This week, while the Peoples Ombudsman, was saying that the US Government had no moral right to talk about human rights, his ears must have been buzzing, because that same day the OAS Interamerican Commission for Human Rights (CIDH) was once again blasting the Chavez Government for precisely that. Of course, the Ombudsman has seldom defended human rights, devoting his time mostly to the defense of the same Government the CIDH was blasting.
Just so you understand the CIDH is composed of seven members, each proposed by a member country of the OAS. But the members are not representatives of the Government, the Governments propose them, but they have to be people who have a track record in the defense of human rights. Once they are accepted as members of the commission, the members are independent of the Governments.
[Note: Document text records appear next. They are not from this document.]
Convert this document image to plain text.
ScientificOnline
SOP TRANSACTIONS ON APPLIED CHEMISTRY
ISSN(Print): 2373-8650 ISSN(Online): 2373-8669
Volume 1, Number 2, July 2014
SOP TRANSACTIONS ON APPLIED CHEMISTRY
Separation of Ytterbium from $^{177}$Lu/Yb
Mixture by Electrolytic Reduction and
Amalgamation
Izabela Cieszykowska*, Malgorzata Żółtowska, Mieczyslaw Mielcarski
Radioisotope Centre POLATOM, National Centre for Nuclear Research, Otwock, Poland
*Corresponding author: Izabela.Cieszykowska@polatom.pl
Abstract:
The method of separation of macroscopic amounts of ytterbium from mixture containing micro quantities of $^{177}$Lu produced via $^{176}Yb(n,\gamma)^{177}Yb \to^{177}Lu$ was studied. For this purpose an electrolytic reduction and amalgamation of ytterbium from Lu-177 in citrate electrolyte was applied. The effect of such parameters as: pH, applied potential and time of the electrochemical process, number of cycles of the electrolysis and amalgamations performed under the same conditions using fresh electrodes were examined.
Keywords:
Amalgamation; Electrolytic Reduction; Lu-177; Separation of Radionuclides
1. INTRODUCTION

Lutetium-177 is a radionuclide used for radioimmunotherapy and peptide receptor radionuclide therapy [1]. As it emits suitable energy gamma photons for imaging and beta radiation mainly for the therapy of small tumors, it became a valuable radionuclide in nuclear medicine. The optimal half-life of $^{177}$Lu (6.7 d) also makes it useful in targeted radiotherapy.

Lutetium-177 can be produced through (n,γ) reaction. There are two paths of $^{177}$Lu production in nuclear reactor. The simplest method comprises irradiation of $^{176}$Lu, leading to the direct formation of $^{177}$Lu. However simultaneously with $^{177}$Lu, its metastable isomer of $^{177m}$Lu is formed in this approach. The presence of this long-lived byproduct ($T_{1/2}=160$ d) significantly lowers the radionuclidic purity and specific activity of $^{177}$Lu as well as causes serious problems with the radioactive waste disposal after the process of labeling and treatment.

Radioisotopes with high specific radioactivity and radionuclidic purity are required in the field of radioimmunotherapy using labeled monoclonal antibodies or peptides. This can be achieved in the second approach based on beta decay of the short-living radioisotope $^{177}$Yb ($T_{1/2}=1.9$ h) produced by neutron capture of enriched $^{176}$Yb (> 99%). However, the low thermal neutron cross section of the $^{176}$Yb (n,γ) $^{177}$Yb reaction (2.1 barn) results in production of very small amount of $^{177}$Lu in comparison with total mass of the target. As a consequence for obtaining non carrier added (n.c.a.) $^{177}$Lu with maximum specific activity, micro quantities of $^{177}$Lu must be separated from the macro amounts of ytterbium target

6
Besides hearing cases on human rights, the members of the CIDH, write a yearly report. This report includes a chapter on which countries are considered to be delinquent countries in that severe human rights violations are or have taken place.
In 2005, the CIDH had four countries in the list: Cuba, Venezuela, Colombia and Ecuador. Ecuador, because democratically elected Presidents had been removed from office. Colombia, because of the continued violation of human rights by the paramilitary and Cuba and Venezuela for numerous violations. What sets apart Cuba and Venezuela is that in the other two cases, the CIDH did not say the Government was doing nothing about it, while in both the cases of Cuba and Venezuela, the CIDH noted the lack of effort by the Governments to defend Human Rights.
This years report was no different in the case of Venezuela. There were four cases heard in front of the commission: The situation of human rights defenders in Venezuela, the problems of freedom of speech, the problems of instutotiunaility and respect for human rights and the problems with citizen security and para-police groups.
This generated a confrontation at the CIDH when the Venezuelan representative accused that body of bad faith, partiality and distorting informations. Members of the CIDH were offended by the language used by the Venezuelan diplomat in charge of human rights. They said never had the commission been as insulted. Moreover, he noted the attitude of the Chavez Government towards the CIDH and its seven members. The head of the CIDH recalled that Chavez called tem intellectuals eunuchs and once again reminded everyone that the Venezuelan Government ahs not allowed the customary visit by CIDH members and staff, which in his opinion, proves the lack of political will by Venezuela. He noted that his term will expire and he has never been able to go to Venezuela. Moreover, the Government has yet to act on any of the requests by the Commission to provide special protection to more than 200 jpurnalists or human rights activists that have been attacked, largely by pro-Chavez activists.
The Venezuelan Government considers many of the actions and activities of the CIDH to be an intromission in the countrys affairs, but countrys that signed the charter, recognize that it has constitutional hierarchy within the country, something the Chávez administration has refused to recognize.
For the second year in a row, Venezuela will once again be in the delinquent list, while the Peoples Ombudsman and Chavista human rights defenders look the other way or spend their time defending the rights of the Government.